Concentrating on the larger docks in the backs of coves, I managed numerous bites from each of them — all of which came on the bottom in 12 to 20 feet of water using the worm setup. Because of countless submerged cables securing the docks, I opted for 10-pound Sufix 832 braid with 8-pound Sufix Advance leader.

By day’s end, I felt I had a solid game plan and couldn’t wait to get things started.

Competition Time

Weighing my options, I decided to start on the commercial docks down the lake — then, if things didn’t pan out, leave with enough time to try the Chestatee in the afternoon.

As it worked out, I never needed to make that move.

Beginning on the first marina dock, I had three fish in the box by 8am. A few docks later, I was culling. It was fun, and the strikes were aggressive. I fished clean and believed I had made a good first-day showing. But, when I got to weigh-in, I quickly realized I had more work to do.

Spotted bass are special fish, and Lake Lanier is loaded with them.

Spotted bass are special fish, and Lake Lanier is loaded with them.

I was by no means out of the race. My 12½ pounds was near the top-35 cut, and I felt like I had plenty to return to.
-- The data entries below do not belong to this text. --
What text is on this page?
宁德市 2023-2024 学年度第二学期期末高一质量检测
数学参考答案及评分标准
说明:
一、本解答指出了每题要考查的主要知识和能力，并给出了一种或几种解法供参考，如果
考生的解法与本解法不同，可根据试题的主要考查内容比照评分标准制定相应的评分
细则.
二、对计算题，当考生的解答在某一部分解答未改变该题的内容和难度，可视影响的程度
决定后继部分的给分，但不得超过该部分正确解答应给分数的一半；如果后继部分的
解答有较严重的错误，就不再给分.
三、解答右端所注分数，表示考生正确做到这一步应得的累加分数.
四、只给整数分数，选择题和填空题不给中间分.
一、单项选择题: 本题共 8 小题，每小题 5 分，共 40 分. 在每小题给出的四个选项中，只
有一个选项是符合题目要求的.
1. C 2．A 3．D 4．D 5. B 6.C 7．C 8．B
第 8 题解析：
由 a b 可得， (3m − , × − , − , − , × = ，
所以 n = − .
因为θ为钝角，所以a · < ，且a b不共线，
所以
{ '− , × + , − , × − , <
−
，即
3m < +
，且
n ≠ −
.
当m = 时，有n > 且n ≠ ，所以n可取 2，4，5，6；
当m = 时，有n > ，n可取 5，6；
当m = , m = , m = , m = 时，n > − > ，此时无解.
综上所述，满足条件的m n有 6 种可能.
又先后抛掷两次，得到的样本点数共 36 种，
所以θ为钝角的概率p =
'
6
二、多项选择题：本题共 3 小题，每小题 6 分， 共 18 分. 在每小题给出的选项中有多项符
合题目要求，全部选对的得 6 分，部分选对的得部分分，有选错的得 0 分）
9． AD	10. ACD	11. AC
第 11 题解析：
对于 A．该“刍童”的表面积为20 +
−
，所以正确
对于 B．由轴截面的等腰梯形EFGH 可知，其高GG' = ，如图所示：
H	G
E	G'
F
But a change in the weather also changed my luck. 

When my boat number was called on day 2, I raced to the same marina where I started the day before, hoping to pick up where I left off. But after more than an hour of probing the first row of boat slips, it was clear things were different.

I pulled the MotorGuide and moved to the next marina, hoping it would jumpstart my day. While trolling toward the back, I made a cast to a lone boat ramp and boated my first fish of the day — a 2 pound spot.

Upon reaching my target dock, I resumed the normal skipping pattern — detailing each boat slip with the shaky rig.

Another hour passed and I had nothing to show for it. Evidently — because the skies were so dark and the lake so slick — the fish moved higher in the water column. I could see them clearly on my Garmin LiveScope, but they just wouldn’t cooperate. 

Again, I pulled the trolling motor and moved to the next marina, praying this time would be different. But another hour was wasted. I told my Marshal it was time to head upriver and do some pitching and cranking.

Thirty minutes later, we were well up the Chestatee, to the area I found in practice.

Finally, I got my second bite. Unfortunately, when I set the hook, I launched a two pounder over the bow and back into the water. Shortly after, I boated a keeper spot. Then the action died.

Having little time remaining, I moved to where the Chestatee merges with the Chattahoochee. There, I cranked shallow shoals with the DT-6. Before time ran out, I scratched out two more keepers.

Back at the scales, with barely more than six pounds, I plummeted in the standings.

Aggravated with myself, I trailered the boat, gathered my belongings, then headed south to Florida … all the way, reliving every step taken during the week.